Ralston was reacting to the release of a report on IT project management released by B.C.’s Auditor General

The report points out problems like a lack of in-house technical expertise and an over-reliance on consultants, resulting in knowledge being lost when the specialists left. In another case, poor feedback from front-line users of new IT systems led to functionality problems. In another example, a poorly negotiated contract meant that taxpayers were on the hook for financial risk.
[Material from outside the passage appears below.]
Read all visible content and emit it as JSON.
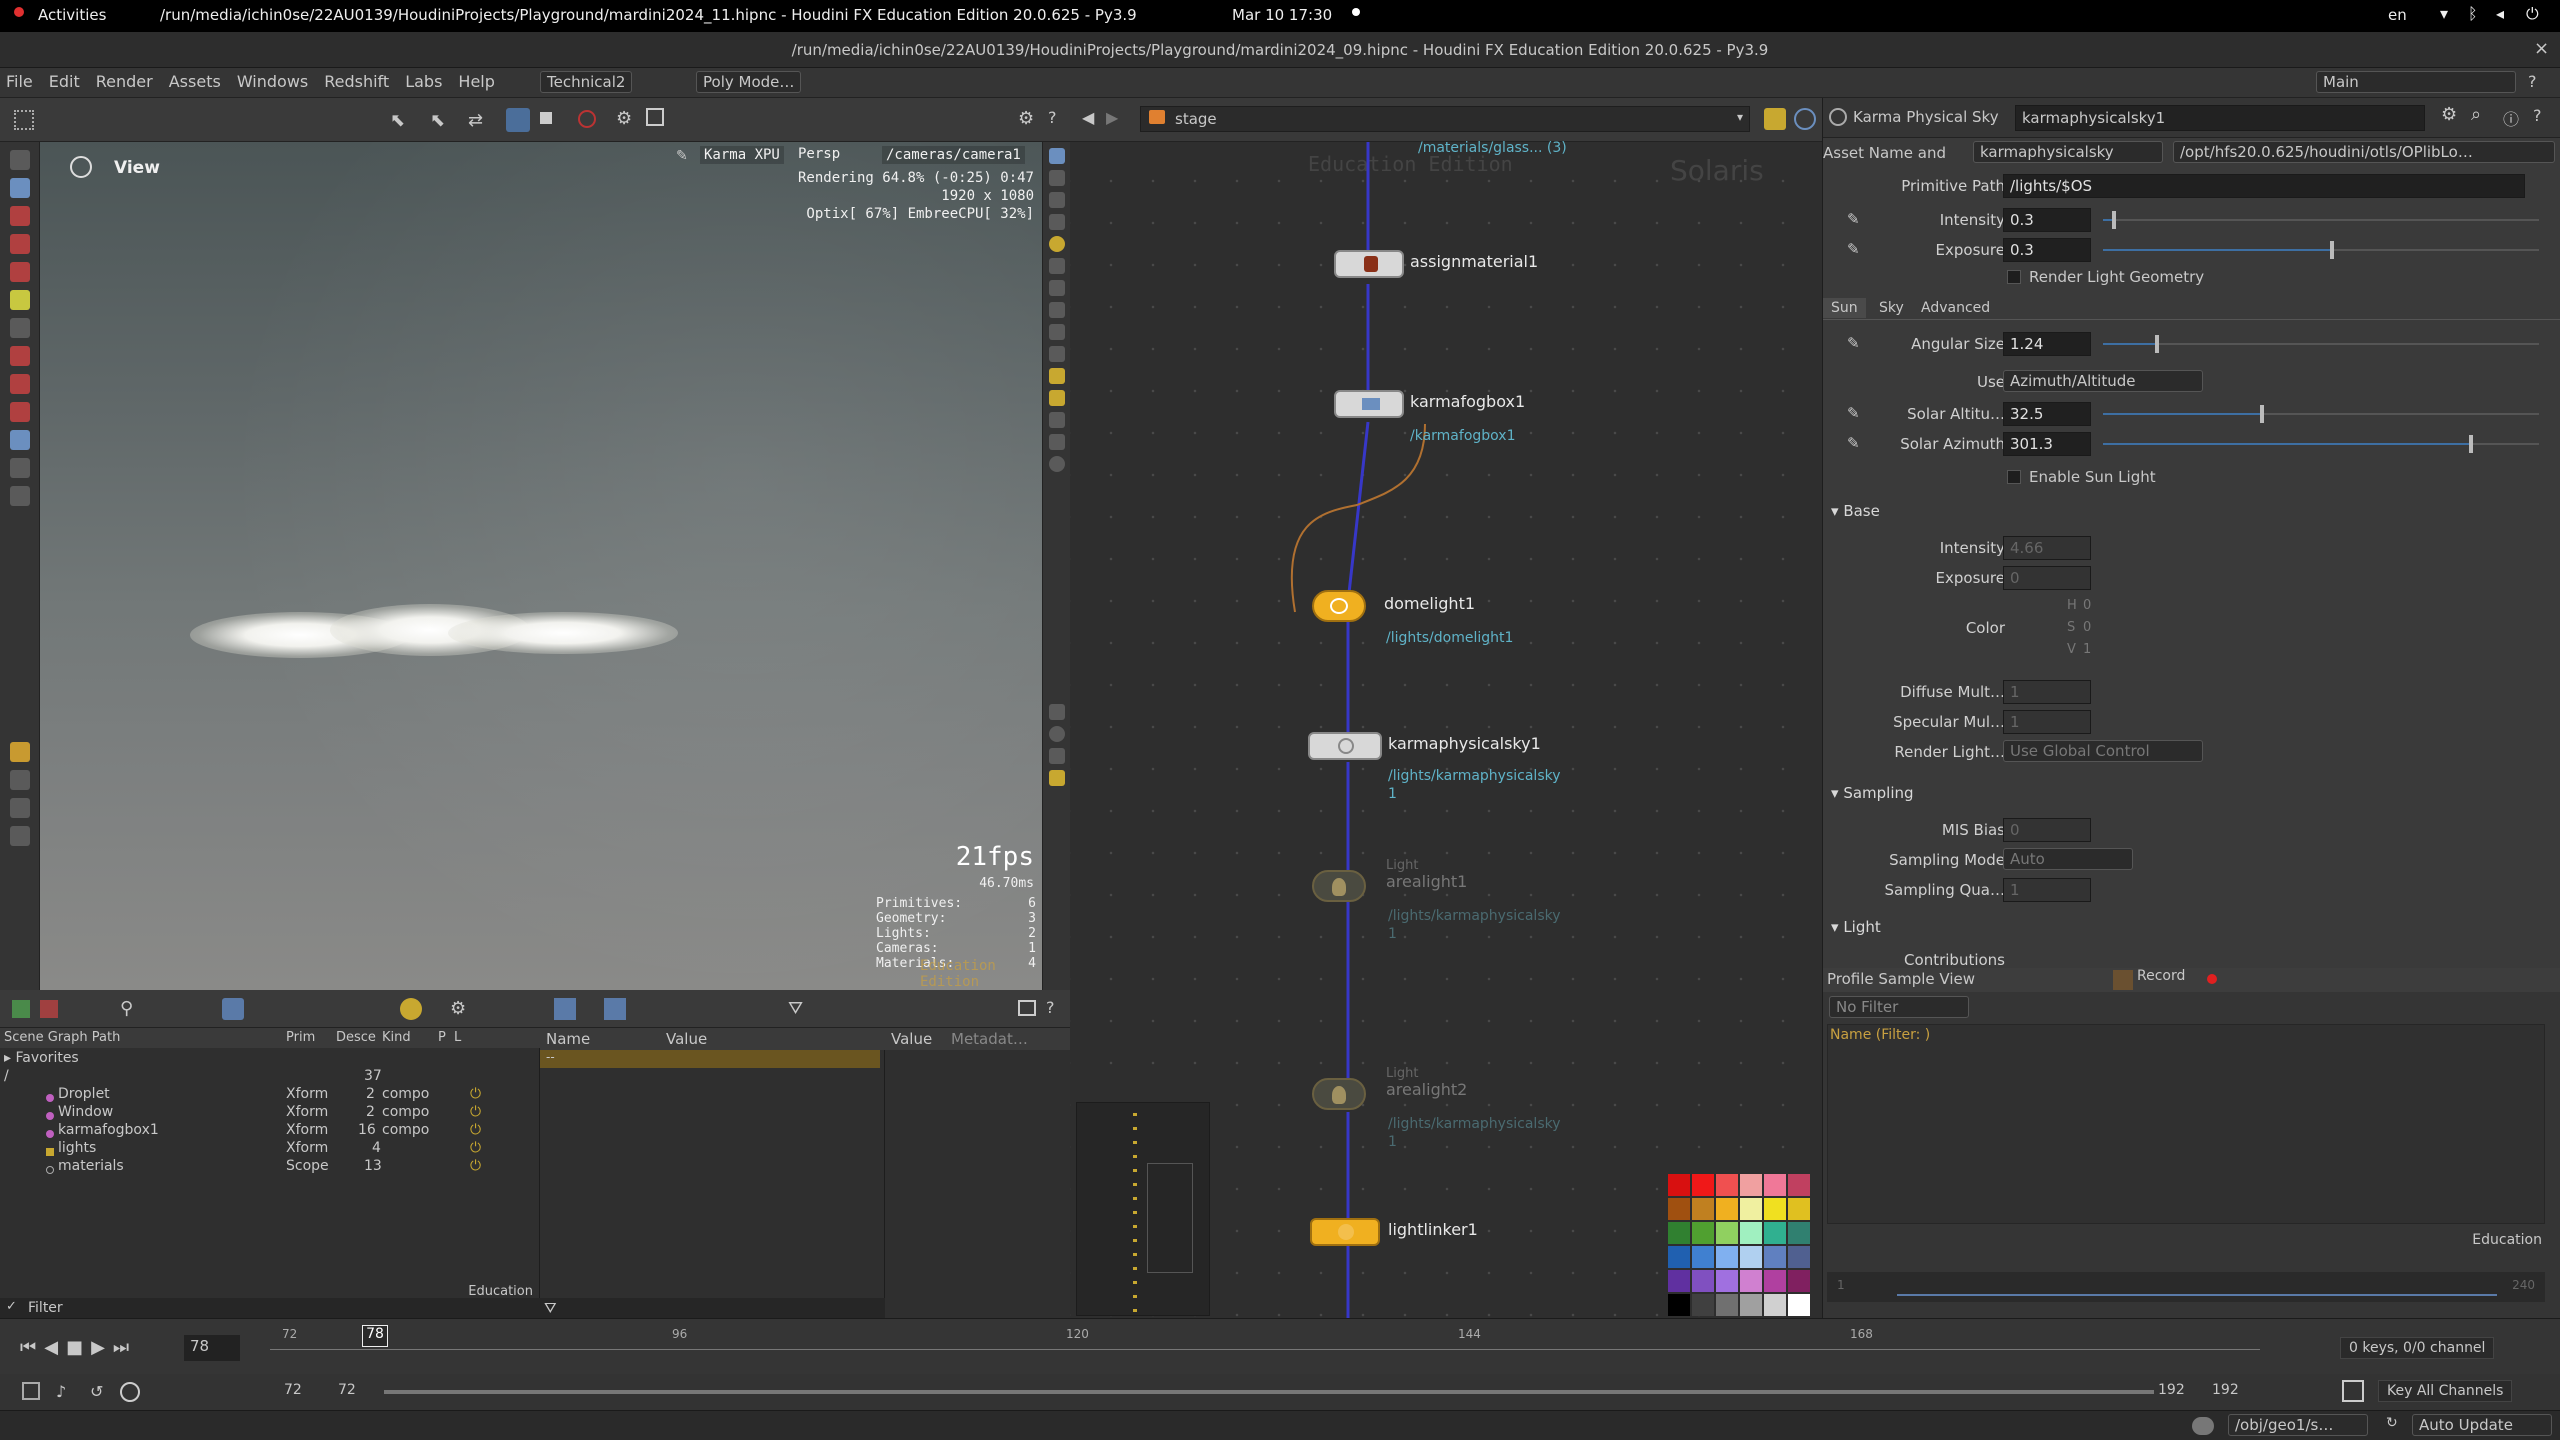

The B.C. Liberal Government have an established record of gravely mismanaging IT projects, characterized by more than a billion dollars in waste and severe operational problems:

BCeSIS: Initiated by then-Minister of Education Christy Clark in 2003, BCeSIS was the $97 million failed system that MyEd BC is replacing.

MyEd BC: $95 million dollar system brought in to replace BCeSIS, leaving administrators and teachers with new headaches.

Integrated Case Management: The $182 million system meant to help deliver social services. The Representative for Children and Youth called it a “colossal failure” that is putting vulnerable children at risk.

Clinical Systems Transformation Project: The B.C. Liberal Government recently fired the primary contractor on this $842 million project and it is now unclear when it will be ready or how over budget it will be.

Panorama eHealth I.T. system: With $114 million spent to date, this project is already 420 per cent over budget and is not yet fully functional.

Electronic Health Records Initiative: A report by the Auditor General in 2010 found that this online service responsible for providing medical information to British Columbians was poorly planned and grossly over budget by almost $100 million.

iHealth: Nine weeks after the debut of this electronic health records system in Nanaimo, physicians reverted to pen-and-paper because the system software was cancelling, overriding, changing or doubling up some drug orders and physician instructions.

Maximus health care I.T. management: This contract was renewed in 2013 at a 40 per cent increased cost, $264 million for an extra five years, even though the bidding had no competitors and the Auditor General had reported serious problems with service levels and privacy protection.

B.C. Hydro: In 2009, Hydro embarked on a 5-year, $400 million plan to upgrade its I.T. systems, saying it would save money. Six years later they’re $100 million over budget, the job is only half done and operating costs are up.

JUSTIN System: An integrated criminal case management database responsible for storing some of the most sensitive information in government – police investigations, court documents and victims or witnesses of crime – was found by the auditor general to be inadequately protected from external or internal security breaches. The system wasn’t even able to determine if a breach occurred, meaning if a breach had already happened, we wouldn’t know.